Suara.com - Akhirnya, Calon Presiden dan Wakil Presiden Prabowo Subianto - Sandiaga Uno gugat hasil Pemilihan Presiden atau Pilpres 2019 ke MK. Tim kuasa hukum Prabowo Subianto - Sandiaga Uno mengajukan 51 bukti saat mengajukan gugatan hasil Pilpres 2019 ke Mahkamah Konstitusi (MK).

Ketua tim kuasa hukum Prabowo - Sandiaga, Bambang Widjajanto mengungkapkan alasan-alasan akhirnya Prabowo - Sandiga gugat ke MK. Padahal sebelumnya Tim Prabowo - Sandiaga sudah menyatakan tak percaya dengan MK.

Bambang Widjojanto buka-bukaan soal itu saat diskusi dengan Juru Bicara BPN Vasco Ruseimy dalam Channel Youtube Macan Idealis.

Berikut perbincangan lengkap mereka

Vasco Ruseimy: Kenapa prabowo sandi harus ke MK, apa masih yakin dengan MK?

Bambang Widjojanto: Pertama mungkin bagus jawab begini, saya ini rakyat pasti rasa kerakyatan saya terganggu kalau dari rasa perwujudan kedaulatan rakyat itu ada yang dilakukan oleh cara-cara yang curang. 

Saya ini rakyat, saya kepingin rakyat berdaulat, saya ingin hukum berpihak untuk kepentingan rakyat dan rasa kerakyatan saya terganggu kalau ada cara-cara curang dalam suatu proses demokratik dimana rakyat mengambil penting dalam program itu.
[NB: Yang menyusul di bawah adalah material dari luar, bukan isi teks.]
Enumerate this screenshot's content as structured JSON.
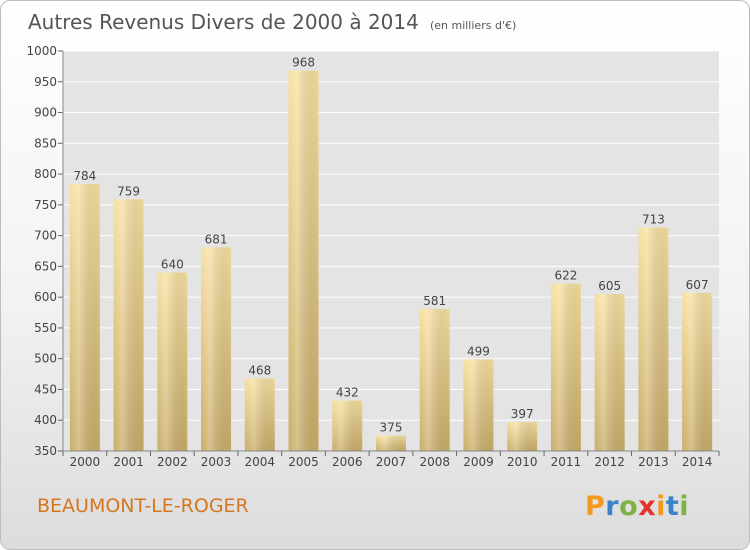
{
  "chart_data": {
    "type": "bar",
    "title": "Autres Revenus Divers de 2000 à 2014",
    "subtitle": "(en milliers d'€)",
    "categories": [
      "2000",
      "2001",
      "2002",
      "2003",
      "2004",
      "2005",
      "2006",
      "2007",
      "2008",
      "2009",
      "2010",
      "2011",
      "2012",
      "2013",
      "2014"
    ],
    "values": [
      784,
      759,
      640,
      681,
      468,
      968,
      432,
      375,
      581,
      499,
      397,
      622,
      605,
      713,
      607
    ],
    "ylim": [
      350,
      1000
    ],
    "yticks": [
      350,
      400,
      450,
      500,
      550,
      600,
      650,
      700,
      750,
      800,
      850,
      900,
      950,
      1000
    ],
    "xlabel": "",
    "ylabel": "",
    "grid": true,
    "bar_color": "#f0d890"
  },
  "location": {
    "name": "BEAUMONT-LE-ROGER",
    "color": "#d4771c"
  },
  "logo": {
    "letters": [
      {
        "char": "P",
        "color": "#f39a1e"
      },
      {
        "char": "r",
        "color": "#3a83c7"
      },
      {
        "char": "o",
        "color": "#7cb342"
      },
      {
        "char": "x",
        "color": "#e5322d"
      },
      {
        "char": "i",
        "color": "#f39a1e"
      },
      {
        "char": "t",
        "color": "#3a83c7"
      },
      {
        "char": "i",
        "color": "#7cb342"
      }
    ]
  }
}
Kebetulan saya orang yang punya keahlian dibidang hukum dan punya pengalaman menangani kasus-kasus di MK, kemudian ini kaya ada cocok ketemunya.

Kedua kenapa di MK? Selama ini Prabowo - Sandi sudah menang di mana-mana. Paling tidak the facto suaranya orang-orang menyatakan keberpihakannya. Tapi kita musti tahu bahwa yang diperjuangkannya itu masih panjang.

Itu sebabnya MK satu langkah pintu masuk untuk memperjuangkan itu semua dan Mahkamah ini sebenarnya kalau di Indonesia di hampir kalau dibandingkan dengan lembaga-lembaga yang lahir pasca reformasi ada dua lembaga yang cukup menarik yaitu KPK dan Mahkamah Konstitusi yang dipercaya oleh publik. Ini dia lahir atas tuntutan publik dia lahir tuntaan publik. 

baca juga

Ini lahir atas tuntutan publik dalam era reformasi karena adanya tuntutan problem korupsi yang begitu sistematik di era orde baru. Jadi dengan begitu MK dan KPK transformasi keinginan kuat untuk melawan segala bentuk kecurangan yang di indikasi dalam bentuk KKN itu.

Kita mau menggunakan MK ini untuk kembali seperti awalnya kenapa MK harus hadir, mengapa KPK harus hadir di Indonesia. Jadi sebenarnya dia bisa menjadi pintu masuk untuk memperjuangkan kedaulatan itu pentingnya MK.

Bagian kedua yang begitu penting hampir seluruh saluran campaign yang ada dalam mekanisme pemilu di KPU maupun di Bawaslu telah gagal menunjukan kemampuannya untuk menyelesaikan sengketa pemilu itu. Sehingga kemudian, seharusnya dibawa ke MK untuk dipersoalkan kembali.

Contoh misalnya soal DPT 17 juta itu sebenarnya lebih dari 17 juta itu tidak berhasil, saya pikir ini harus dibawa ke MK contoh misalnya ketika Situng dan pelanggaran lain yang dinyatakan oleh Bawaslu secara sah dan meyakinkan KPU yang melakukannya tapi kemudian eksekusi tidak dilakukan tidak sepeuh-penuhnya dilakukan ini sebenarnya bisa digunakan untuk mempersoalkan kembali segala kegagalan yang dilakukan penyelenggara pemilu dalam menjalankan fungsi dan kewajibannya itu.

Ketiga, jangan lupa bahwa MK adalah satu lembaga di mana hal-hal penting dalam konstitusi yang musti dilindungi dan diwujudkan itu bisa dijuji di sana. Ingat persoalan mengenai pemilu ada di ayat 22 E ayat 1 undang-undang dasar 1945, disitu jelas disebutin syarat untuk pemilu bukan sekedar luber jujur dan adil.

Kalau kita menyatakan MK sebagai guardian of the costitution maka dia harus menjaga bagaimana konstitusi bisa menjadi bagian penting dalam masyarakat jadi tiga alasan itu.

Sekarang masyarakat melihat bahwa mereka memperlukan upaya-upaya lain itu hak masyarakat. seperti kemarin kita mempersoalkan untuk menuju ke MK setengah mati. Kalau ada teman-teman lain yang berfikir bahwa diperlukan berbagai cara untuk kedaulatan rakyat maka silahkan saja dilakukan. 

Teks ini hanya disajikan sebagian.